I haven't actually written anything like this in a while. Okay, well, a relative while. It was a week ago, but it was in my notebook. Writing shit like this online seems weird to me because like... people can read it? Sharing is not really my forte, but I guess basically no one is going to read this anyways. Maybe this will become a thing? Not like a thing thing, but like... my thing. Uh, yeah. Like, a replacement for my notebook. It's less safe I suppose, but maybe it will work. Maybe sharing is what I need to do, even if it's not to anybody?
Alright buddies, time to Dump My Shit™:
Ever since I've started retaking this medication my anxiety has been like wooOOi o jooo boi what teh fuk is you think youz doing? I normally couldn't give less of a shit about what people think of me but suddenly I'm so self conscious? I hate it. I hate having my body feel like it's separate from the universe I'm supposed to be in. I know that sounds really dumb but it's the only way I can think of describing it. I mean, I know I'm dissociating right now, but that's not what I'm trying to explain. God, this is frustrating. When I'm writing on paper everything feels more deliberate but when I'm typing I could just say random ass words because they take .2 seconds to delete. Kaleidoscope. Rambunctious. Pontificate. See? Dumb. God, what am I even writing about? This is awful. Okay, back on track. Uh
Yeah so, my brain has also been all over the place. I like listening to music, but I feel like in the hallways I use it as a defense mechanism. I hide behind my phone because if I don't look up I won't have to face everybody. That makes me sound so lame. I'm supposed to be Cool Doesn't Give A Shit Punk Person™. Maybe Holden was right and I'm just a phony. I guess trying to be the persona makes me more of phony than just being lame does. Can I pick d.) none of the above?
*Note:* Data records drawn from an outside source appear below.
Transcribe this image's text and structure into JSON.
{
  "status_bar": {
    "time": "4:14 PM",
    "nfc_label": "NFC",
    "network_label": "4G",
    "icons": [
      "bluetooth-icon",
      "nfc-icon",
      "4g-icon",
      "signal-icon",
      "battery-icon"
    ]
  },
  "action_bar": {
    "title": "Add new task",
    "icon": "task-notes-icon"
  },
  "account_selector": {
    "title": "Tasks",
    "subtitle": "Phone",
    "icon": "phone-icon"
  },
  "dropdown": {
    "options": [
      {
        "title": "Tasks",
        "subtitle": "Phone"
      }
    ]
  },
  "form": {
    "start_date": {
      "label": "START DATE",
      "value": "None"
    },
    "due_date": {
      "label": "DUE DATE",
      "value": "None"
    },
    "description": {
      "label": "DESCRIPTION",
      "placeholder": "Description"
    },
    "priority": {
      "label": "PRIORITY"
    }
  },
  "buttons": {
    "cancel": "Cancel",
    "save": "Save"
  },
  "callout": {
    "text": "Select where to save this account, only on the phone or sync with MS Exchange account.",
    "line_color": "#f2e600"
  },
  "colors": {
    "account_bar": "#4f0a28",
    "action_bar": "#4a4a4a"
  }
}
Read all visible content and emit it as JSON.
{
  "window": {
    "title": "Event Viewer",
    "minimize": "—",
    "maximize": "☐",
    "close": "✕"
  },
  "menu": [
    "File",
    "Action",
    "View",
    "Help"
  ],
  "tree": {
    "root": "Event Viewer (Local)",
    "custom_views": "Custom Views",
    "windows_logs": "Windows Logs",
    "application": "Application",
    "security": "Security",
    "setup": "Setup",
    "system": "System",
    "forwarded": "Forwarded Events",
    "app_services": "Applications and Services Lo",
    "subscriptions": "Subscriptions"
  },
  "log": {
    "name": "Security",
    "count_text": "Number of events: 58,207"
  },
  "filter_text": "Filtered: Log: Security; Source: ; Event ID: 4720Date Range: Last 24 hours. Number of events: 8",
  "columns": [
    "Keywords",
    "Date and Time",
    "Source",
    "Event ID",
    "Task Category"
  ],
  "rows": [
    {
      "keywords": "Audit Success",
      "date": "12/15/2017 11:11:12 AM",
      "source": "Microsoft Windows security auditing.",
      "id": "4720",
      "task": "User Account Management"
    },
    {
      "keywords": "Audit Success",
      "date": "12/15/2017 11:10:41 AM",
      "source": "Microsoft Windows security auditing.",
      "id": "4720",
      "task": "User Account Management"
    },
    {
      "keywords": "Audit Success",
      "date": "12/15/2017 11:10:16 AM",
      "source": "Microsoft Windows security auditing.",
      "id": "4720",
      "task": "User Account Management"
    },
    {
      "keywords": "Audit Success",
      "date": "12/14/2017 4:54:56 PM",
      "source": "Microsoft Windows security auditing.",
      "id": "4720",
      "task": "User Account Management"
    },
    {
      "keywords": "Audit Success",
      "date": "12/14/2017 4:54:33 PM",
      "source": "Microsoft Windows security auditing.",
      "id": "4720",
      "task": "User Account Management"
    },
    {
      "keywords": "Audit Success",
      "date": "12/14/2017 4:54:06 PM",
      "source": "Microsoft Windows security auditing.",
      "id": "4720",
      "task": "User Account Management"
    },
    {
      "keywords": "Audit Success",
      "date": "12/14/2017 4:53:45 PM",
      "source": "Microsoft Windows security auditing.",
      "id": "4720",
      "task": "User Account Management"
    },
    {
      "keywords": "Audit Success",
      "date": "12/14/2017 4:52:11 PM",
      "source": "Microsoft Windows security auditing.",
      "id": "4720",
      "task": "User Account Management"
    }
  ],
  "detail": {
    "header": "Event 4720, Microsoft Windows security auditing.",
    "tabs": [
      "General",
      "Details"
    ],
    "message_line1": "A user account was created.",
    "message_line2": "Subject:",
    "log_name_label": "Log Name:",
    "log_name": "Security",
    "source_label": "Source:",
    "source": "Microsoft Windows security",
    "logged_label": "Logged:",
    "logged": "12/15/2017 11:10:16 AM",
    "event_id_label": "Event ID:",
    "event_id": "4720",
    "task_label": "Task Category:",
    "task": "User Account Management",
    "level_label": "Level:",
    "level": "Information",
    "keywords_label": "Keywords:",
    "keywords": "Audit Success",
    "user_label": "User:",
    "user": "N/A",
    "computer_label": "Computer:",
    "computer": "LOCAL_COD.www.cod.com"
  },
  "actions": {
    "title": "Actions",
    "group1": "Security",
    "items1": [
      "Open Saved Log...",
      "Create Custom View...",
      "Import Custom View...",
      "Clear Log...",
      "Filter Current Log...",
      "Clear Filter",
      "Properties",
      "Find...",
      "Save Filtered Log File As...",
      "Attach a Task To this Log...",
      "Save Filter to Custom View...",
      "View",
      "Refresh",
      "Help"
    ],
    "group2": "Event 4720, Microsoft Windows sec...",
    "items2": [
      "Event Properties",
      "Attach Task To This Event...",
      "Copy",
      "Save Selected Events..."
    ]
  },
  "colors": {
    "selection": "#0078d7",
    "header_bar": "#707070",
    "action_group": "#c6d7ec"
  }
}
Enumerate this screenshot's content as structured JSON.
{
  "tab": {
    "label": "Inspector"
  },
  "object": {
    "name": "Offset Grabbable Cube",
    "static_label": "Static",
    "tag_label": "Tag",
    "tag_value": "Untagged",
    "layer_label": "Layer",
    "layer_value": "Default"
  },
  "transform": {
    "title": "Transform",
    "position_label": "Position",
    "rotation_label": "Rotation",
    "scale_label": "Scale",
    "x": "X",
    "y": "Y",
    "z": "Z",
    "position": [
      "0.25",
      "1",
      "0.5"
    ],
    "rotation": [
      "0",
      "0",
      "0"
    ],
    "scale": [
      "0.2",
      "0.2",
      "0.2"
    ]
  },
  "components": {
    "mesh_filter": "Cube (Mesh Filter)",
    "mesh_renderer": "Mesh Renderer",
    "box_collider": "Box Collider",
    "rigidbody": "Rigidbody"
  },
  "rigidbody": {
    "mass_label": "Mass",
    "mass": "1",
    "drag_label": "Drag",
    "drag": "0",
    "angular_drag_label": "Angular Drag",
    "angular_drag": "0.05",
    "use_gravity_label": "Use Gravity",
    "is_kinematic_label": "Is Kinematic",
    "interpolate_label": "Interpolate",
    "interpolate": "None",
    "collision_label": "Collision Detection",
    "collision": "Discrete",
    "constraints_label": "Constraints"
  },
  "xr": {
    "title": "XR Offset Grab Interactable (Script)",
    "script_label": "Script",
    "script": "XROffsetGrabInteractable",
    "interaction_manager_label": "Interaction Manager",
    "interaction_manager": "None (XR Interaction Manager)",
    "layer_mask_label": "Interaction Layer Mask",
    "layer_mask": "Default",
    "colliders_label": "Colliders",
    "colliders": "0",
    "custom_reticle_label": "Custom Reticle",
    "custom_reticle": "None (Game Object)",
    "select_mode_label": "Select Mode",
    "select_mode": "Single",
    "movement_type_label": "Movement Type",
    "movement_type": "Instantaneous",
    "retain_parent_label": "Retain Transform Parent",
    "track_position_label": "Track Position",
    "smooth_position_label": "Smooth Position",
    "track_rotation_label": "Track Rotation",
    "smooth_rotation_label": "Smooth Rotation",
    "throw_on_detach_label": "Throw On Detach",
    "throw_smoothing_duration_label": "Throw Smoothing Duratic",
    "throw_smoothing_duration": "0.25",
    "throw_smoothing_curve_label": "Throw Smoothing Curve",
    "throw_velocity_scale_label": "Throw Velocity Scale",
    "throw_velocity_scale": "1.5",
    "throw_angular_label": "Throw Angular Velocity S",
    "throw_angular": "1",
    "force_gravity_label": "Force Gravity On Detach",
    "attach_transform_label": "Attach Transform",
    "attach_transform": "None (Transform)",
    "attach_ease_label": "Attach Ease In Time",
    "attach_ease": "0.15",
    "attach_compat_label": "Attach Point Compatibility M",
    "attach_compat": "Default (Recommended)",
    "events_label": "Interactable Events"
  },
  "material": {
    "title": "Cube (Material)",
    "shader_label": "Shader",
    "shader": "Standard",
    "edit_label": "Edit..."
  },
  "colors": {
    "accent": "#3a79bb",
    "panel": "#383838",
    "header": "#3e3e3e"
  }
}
I'm less phony than I was before, though. That's for sure. This isn't some yellow notebook kind of shit. Even my black notebook is better than my yellow one. Why was I so pretentious? Who was I even trying to prove myself to? Myself? I hope when R eventually reads this he doesn't think I'm less cool than he thinks I am. Does he even think I'm cool? People say opening up is the way to making closer friendships, but I just feel like a loser. If I delete this and rewrite it so I sound like a badass it would kind of defeat the whole purpose of writing in the first place. What's the point of writing if it's all lies? I think the real question is-- Why am I asking so many rhetorical questions?